MangoTaq DNA Polymerase

MangoTaq™ DNA Polymerase is a formulation of Taq DNA Polymerase that offers high-yield across a wide range of DNA concentrations.MangoTaq DNA Polymerase possesses 5´-3´ exonuclease activity and leaves an ´A´ overhang, resulting in PCR product suitable for effective integration into TA cloning vectors.

• Direct gel loading - no need for further post-PCR processing steps
• Easy visual recognition- reduces pipetting errors
• Robust performance - perfect for a wide range of PCR reactions
• Reproducible results - consistent QC ensures reliability

Product Description

MangoTaq™ DNA Polymerase offers high yield across a wide range of DNA concentrations. MangoTaq DNA Polymerase leaves an ´A´ overhang such that the PCR product is suitable for effective integration into TA cloning vectors.

The polymerase is supplied with two different reaction buffers for greater flexibility. For high-throughput applications, MangoTaq and the colored reaction buffer make an ideal choice, since this combination enables the user to load directly on a gel in order to facilitate easy recognition.
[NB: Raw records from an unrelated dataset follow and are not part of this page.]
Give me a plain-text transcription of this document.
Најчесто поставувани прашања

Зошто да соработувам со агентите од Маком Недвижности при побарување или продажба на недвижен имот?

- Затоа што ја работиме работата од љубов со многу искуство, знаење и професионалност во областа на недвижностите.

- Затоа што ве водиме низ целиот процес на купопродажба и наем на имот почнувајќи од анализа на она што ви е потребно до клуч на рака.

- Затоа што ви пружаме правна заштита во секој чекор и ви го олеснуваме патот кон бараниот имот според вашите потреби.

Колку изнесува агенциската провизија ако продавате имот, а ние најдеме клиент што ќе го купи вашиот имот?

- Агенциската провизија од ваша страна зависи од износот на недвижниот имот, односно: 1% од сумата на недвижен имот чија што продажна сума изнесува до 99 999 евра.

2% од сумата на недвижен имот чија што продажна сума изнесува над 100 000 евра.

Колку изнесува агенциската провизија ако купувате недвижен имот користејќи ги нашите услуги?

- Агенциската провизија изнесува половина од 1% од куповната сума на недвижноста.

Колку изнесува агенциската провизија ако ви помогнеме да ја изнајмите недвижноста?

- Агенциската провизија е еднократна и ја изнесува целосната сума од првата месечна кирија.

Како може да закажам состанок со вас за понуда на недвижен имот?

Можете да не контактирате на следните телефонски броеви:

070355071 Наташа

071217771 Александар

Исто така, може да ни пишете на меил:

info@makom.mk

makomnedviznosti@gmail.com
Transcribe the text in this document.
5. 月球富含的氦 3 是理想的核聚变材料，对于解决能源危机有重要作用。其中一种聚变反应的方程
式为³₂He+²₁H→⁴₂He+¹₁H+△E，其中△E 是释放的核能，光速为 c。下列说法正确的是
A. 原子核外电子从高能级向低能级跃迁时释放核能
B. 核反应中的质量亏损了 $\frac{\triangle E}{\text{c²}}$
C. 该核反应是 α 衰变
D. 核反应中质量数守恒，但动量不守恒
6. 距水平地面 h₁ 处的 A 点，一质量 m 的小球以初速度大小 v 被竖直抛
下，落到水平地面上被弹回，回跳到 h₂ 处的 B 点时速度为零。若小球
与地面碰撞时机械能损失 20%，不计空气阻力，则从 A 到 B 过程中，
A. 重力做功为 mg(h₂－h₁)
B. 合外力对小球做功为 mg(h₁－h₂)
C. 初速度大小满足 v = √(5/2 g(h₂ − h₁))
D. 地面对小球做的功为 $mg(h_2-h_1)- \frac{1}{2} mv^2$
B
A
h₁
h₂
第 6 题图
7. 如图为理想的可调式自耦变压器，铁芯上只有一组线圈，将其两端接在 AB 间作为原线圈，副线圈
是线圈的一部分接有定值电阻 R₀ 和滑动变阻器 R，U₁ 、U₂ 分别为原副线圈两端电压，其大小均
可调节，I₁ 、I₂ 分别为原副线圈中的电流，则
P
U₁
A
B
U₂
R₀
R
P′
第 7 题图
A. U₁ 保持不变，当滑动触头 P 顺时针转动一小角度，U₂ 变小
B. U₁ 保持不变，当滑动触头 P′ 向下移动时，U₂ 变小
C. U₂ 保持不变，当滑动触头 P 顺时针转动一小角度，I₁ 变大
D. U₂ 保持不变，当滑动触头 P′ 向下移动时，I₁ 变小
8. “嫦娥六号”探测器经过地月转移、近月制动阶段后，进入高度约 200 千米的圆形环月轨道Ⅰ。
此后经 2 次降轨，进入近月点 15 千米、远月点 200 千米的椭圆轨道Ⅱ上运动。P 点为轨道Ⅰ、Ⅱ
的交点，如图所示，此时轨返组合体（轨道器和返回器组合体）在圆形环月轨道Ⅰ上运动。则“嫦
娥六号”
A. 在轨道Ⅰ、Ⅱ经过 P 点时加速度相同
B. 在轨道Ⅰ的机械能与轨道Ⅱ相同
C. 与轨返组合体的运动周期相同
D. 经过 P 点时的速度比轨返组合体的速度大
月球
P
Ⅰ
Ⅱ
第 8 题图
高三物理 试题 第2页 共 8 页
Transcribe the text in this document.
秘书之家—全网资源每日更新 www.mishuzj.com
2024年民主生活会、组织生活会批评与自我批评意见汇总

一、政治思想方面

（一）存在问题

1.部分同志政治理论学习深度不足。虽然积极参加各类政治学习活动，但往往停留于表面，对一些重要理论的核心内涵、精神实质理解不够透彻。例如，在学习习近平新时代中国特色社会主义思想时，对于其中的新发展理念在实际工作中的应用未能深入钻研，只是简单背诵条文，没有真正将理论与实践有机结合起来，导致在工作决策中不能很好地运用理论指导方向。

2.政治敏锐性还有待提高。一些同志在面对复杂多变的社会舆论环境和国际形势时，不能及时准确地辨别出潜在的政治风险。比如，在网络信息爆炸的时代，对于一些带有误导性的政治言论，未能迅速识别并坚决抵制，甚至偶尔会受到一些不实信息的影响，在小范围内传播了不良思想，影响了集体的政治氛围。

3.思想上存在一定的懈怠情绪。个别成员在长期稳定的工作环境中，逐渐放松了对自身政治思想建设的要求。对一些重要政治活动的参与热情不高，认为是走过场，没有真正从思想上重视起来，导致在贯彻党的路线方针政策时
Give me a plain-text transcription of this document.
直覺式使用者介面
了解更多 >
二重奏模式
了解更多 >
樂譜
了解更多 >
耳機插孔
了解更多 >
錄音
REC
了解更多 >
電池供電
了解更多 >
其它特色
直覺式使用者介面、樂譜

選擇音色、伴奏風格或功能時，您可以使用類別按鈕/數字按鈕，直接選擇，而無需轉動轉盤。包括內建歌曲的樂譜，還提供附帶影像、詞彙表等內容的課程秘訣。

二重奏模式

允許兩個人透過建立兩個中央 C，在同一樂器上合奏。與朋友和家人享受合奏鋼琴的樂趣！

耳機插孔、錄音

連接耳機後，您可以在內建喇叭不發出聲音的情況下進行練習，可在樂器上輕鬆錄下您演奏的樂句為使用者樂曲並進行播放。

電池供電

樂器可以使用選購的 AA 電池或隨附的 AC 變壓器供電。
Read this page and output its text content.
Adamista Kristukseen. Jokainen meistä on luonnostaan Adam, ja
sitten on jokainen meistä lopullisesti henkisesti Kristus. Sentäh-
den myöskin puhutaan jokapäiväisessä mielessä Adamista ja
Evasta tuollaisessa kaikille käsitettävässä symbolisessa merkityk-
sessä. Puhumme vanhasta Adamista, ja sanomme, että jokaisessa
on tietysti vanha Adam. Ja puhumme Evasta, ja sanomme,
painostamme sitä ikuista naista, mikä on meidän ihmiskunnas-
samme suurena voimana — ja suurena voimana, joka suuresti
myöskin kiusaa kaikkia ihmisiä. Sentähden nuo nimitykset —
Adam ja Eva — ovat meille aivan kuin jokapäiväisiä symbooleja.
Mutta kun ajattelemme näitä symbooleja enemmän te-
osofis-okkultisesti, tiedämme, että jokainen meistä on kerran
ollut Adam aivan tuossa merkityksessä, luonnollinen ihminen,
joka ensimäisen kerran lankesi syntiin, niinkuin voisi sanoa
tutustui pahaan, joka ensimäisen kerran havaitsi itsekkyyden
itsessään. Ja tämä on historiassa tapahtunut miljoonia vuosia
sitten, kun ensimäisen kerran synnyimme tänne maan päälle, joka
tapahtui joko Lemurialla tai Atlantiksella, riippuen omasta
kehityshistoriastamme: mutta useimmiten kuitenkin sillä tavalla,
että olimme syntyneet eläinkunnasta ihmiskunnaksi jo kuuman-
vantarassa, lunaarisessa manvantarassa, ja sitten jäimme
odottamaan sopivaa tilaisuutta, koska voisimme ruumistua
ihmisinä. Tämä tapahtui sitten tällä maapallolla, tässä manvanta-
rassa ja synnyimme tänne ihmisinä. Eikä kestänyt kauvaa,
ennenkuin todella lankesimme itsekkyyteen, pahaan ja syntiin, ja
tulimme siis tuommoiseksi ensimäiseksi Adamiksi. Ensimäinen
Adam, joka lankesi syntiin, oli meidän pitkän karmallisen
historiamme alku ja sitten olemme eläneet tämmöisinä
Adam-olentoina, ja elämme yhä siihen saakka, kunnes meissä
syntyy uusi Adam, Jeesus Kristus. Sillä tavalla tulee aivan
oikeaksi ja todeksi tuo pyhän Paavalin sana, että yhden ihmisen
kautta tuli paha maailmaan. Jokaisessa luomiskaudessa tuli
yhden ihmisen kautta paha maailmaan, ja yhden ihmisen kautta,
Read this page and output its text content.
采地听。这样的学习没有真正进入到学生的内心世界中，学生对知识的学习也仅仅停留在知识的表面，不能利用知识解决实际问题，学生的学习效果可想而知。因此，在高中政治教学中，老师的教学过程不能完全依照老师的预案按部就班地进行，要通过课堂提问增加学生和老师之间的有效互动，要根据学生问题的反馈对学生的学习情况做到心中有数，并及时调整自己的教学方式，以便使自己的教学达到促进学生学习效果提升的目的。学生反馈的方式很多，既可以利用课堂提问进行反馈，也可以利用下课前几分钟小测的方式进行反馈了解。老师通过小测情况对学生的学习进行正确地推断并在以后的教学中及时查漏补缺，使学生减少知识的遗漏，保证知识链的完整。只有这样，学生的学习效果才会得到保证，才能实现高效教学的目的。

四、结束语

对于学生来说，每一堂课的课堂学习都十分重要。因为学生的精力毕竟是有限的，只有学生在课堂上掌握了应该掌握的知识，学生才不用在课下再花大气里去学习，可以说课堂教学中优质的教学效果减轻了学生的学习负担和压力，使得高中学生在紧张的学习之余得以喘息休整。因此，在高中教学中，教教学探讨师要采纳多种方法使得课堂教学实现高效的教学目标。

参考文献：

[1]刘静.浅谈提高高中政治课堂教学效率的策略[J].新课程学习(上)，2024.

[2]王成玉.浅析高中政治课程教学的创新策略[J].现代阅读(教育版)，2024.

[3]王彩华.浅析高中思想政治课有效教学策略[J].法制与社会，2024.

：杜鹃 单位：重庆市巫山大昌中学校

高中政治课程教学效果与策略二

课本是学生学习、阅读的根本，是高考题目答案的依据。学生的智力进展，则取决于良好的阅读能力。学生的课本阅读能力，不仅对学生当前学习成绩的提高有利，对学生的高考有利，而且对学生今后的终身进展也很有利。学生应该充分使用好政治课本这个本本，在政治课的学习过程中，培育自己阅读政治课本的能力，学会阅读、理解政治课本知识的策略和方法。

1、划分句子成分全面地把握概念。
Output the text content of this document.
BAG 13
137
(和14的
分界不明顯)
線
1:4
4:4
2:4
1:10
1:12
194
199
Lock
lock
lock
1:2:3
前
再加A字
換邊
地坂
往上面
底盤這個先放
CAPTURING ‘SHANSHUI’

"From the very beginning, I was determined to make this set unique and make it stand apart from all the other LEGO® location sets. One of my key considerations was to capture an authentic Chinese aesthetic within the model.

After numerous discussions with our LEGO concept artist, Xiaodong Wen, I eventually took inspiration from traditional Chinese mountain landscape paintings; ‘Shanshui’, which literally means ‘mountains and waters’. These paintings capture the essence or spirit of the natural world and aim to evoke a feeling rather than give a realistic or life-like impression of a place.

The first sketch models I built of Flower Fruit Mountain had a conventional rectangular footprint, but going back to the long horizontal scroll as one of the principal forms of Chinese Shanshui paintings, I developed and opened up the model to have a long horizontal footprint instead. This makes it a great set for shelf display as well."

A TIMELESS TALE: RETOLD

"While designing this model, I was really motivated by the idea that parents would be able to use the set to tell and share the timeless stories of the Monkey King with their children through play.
The two reaction buffers supplied are: 5x Colored Reaction Buffer and 5x Colorless Reaction Buffer. The colored reaction buffer contains red and orange dyes, which separate during electrophoresis and provide quick reference points for monitoring the mobility of the DNA samples in the gel. The colored reaction buffer can be loaded directly onto an agarose gel for analysis without the need for separate gel-loading buffer. The presence of the dyes has no effect on routine enzymatic manipulations, although extremely rare exceptions may exist.

Since the colorless reaction buffer does not contain reference dyes, it is suitable for use when reaction products will be used directly for down-stream processes involving absorbance or fluorescent detection. The specificity and performance of MangoTaq DNA Polymerase can be further improved with the use of 3% DMSO, which is designed for GC or AT-rich DNA, "dirty" templates or sequences with a high level of secondary structure.

Applications

• High throughput applications
• Suited to a wide range of PCR assays
• Products suitable for TA cloning

Amplification of a 1 kb fragment from l DNA using MangoTaq DNA Polymerase and supplier Q Taq DNA Polymerases

A 1 kb l DNA fragment was amplified using MangoTaq and Taq from supplier Q. The DNA fragment was amplified from a 5-fold serial dilution of l DNA with an initial concentration of 0.5 ng (lane 1), 0.1 ng l DNA (lane 2), 0.02 ng lDNA (lane 3), 4 pg l DNA (lane 4). PCR was performed in 50 µL reaction mixtures containing 1.5 mM MgCl₂. HyperLadder 1kb (M).